El Fútbol Club Barcelona es “mes que un club”, pero menos que un potentado. Ha estado intentando el fichaje de Rodrigo, jugador que gusta a su entrenador y no lo ha conseguido. El problema no ha sido otro que la caja llena de telarañas. Como diría un valenciano: “ni un gallet”. Es decir, ni un ochavo. El señor Bartomeu ha pretendido contratar al delantero centro que supla la ausencia de Luis Suárez acudiendo al mercado con el bolsillo vacío. Pretendía contratar a Rodrigo sin pagar lo que el propietario valencianista, Peter Lim, pretende. Era cosa de sesenta millones de euros. Los quería pagar más que a plazos. Ni siquiera aceptaba pagar el total al final de temporada, es decir después de haber cubierto las apreturas del “fair play” financiero. Casi ha querido humillar a la entidad valencianista. Y se la han dado con queso.

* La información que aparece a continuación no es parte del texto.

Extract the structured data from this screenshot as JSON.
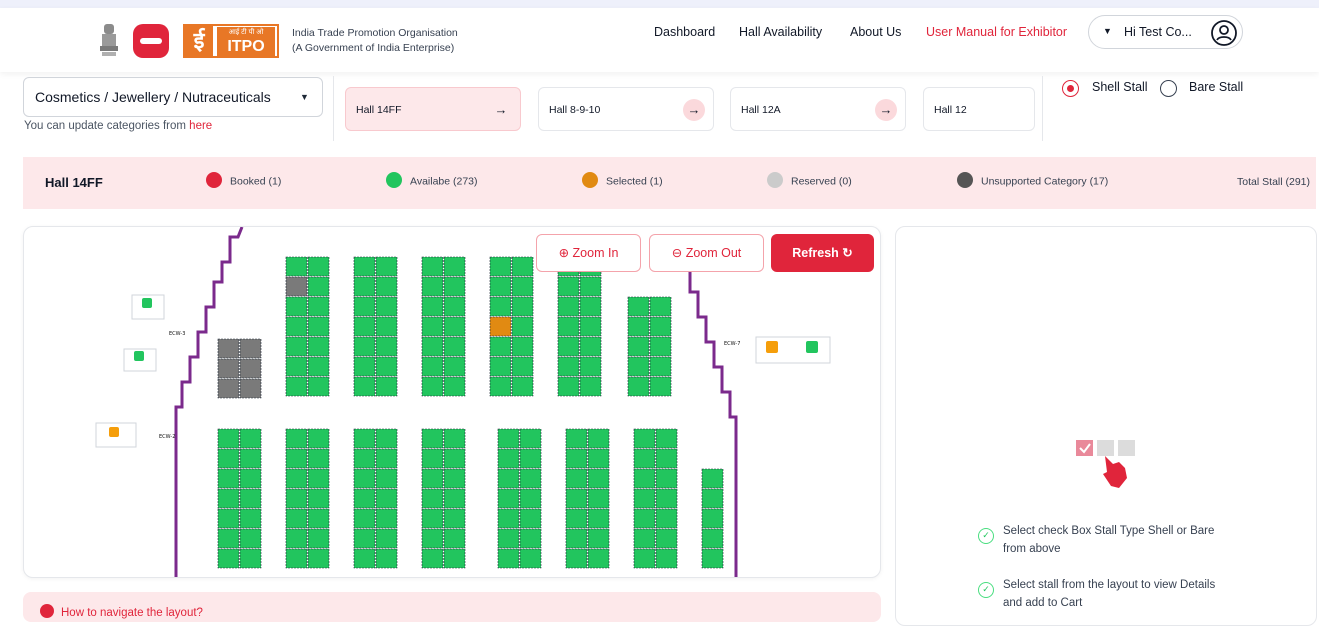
{
  "header": {
    "org_name": "India Trade Promotion Organisation",
    "org_sub": "(A Government of India Enterprise)",
    "logo_hindi": "आई टी पी ओ",
    "logo_text": "ITPO",
    "nav": [
      "Dashboard",
      "Hall Availability",
      "About Us",
      "User Manual for Exhibitor"
    ],
    "user_label": "Hi Test Co..."
  },
  "filters": {
    "category_value": "Cosmetics / Jewellery / Nutraceuticals",
    "category_hint_prefix": "You can update categories from",
    "category_hint_link": "here",
    "halls": [
      {
        "label": "Hall 14FF",
        "active": true
      },
      {
        "label": "Hall 8-9-10",
        "active": false
      },
      {
        "label": "Hall 12A",
        "active": false
      },
      {
        "label": "Hall 12",
        "active": false
      }
    ],
    "stall_types": [
      {
        "label": "Shell Stall",
        "checked": true
      },
      {
        "label": "Bare Stall",
        "checked": false
      }
    ]
  },
  "legend": {
    "hall_name": "Hall 14FF",
    "items": [
      {
        "label": "Booked (1)",
        "color": "#e0253b"
      },
      {
        "label": "Availabe (273)",
        "color": "#22c55e"
      },
      {
        "label": "Selected (1)",
        "color": "#e18a12"
      },
      {
        "label": "Reserved (0)",
        "color": "#cbcbcb"
      },
      {
        "label": "Unsupported Category (17)",
        "color": "#555555"
      }
    ],
    "total": "Total Stall (291)"
  },
  "map": {
    "zoom_in": "Zoom In",
    "zoom_out": "Zoom Out",
    "refresh": "Refresh",
    "labels": [
      "ECW-3",
      "ECW-2",
      "ECW-7"
    ]
  },
  "side_panel": {
    "hints": [
      "Select check Box Stall Type Shell or Bare from above",
      "Select stall from the layout to view Details and add to Cart"
    ]
  },
  "help": {
    "how_to": "How to navigate the layout?"
  },
  "colors": {
    "accent": "#e0253b",
    "available": "#22c55e",
    "boundary": "#7b2a8c"
  }
}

Los grandes contratos del mercado invernal no son fáciles. Hay que acudir a jugadores que no gozan del favor de sus actuales entrenadores, como es el caso del defensa italiano Florenzi que finalmente va a Mestalla cedido. En el Villarreal también luchan por suplir al Ekambi y Paco Alcácer está en la lista de las mayores pretensiones. El delantero valenciano del Dortmund esperaba al club de Mestalla que si hubiera vendido a Rodrigo habría podido emprender la operación de la repatriación del jugador que nació en su cantera. Es más, en mi opinión habría salido ganando porque Alcacer es mejor goleador que Rodrigo aunque éste también tiene otras condiciones. Alcácer no quiere ir al Villarreal porque sus pretensiones son mayores, pero se ha de plantear su futuro. Desea jugar la Eurocopa con la selección española y para ello tiene que estar en activo y no en un banquillo alemán.

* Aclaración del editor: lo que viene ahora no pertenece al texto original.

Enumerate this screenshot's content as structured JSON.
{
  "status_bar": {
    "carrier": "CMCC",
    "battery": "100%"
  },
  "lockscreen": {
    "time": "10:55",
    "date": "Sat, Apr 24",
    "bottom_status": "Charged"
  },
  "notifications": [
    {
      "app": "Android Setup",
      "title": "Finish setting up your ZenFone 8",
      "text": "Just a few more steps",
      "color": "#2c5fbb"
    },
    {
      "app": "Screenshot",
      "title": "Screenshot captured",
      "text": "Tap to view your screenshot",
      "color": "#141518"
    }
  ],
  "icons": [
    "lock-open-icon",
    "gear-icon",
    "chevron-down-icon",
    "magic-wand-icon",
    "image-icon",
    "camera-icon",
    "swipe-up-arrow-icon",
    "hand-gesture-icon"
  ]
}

Tampoco le ha resultado fácil al Atlético de Madrid cerrar la incorporación de Cavani, otro que desea cambiar de aires, pero también es muy caro. Los apuros de enero se deben, en muchos casos por haber hecho mal los deberes a su debido tiempo, es decir, durante el verano. Solamente son justificables aquellos fichajes forzados por las bajas de algunos titulares entre los grandes y también algo comprensibles cuando los menos fuertes pretenden potenciar su equipo para huir del presumible descenso.

El movimiento de los mercados es menos satisfactorio de lo deseable para los clubes que pretendían reforzar sus plantillas. Está siendo angustioso y las improvisaciones y contratos in extremis aun darán que hablar hasta el cierre de la ventanilla de operaciones.

Posdata. En el Valencia, Peter Lim y su alter ego Anil Murthy lo tienen claro: el entrenador que no siga sus indicaciones tiene la puerta abierta. O sea, que Celades tiene que consentir no le vaya a pasar como a Marcelino.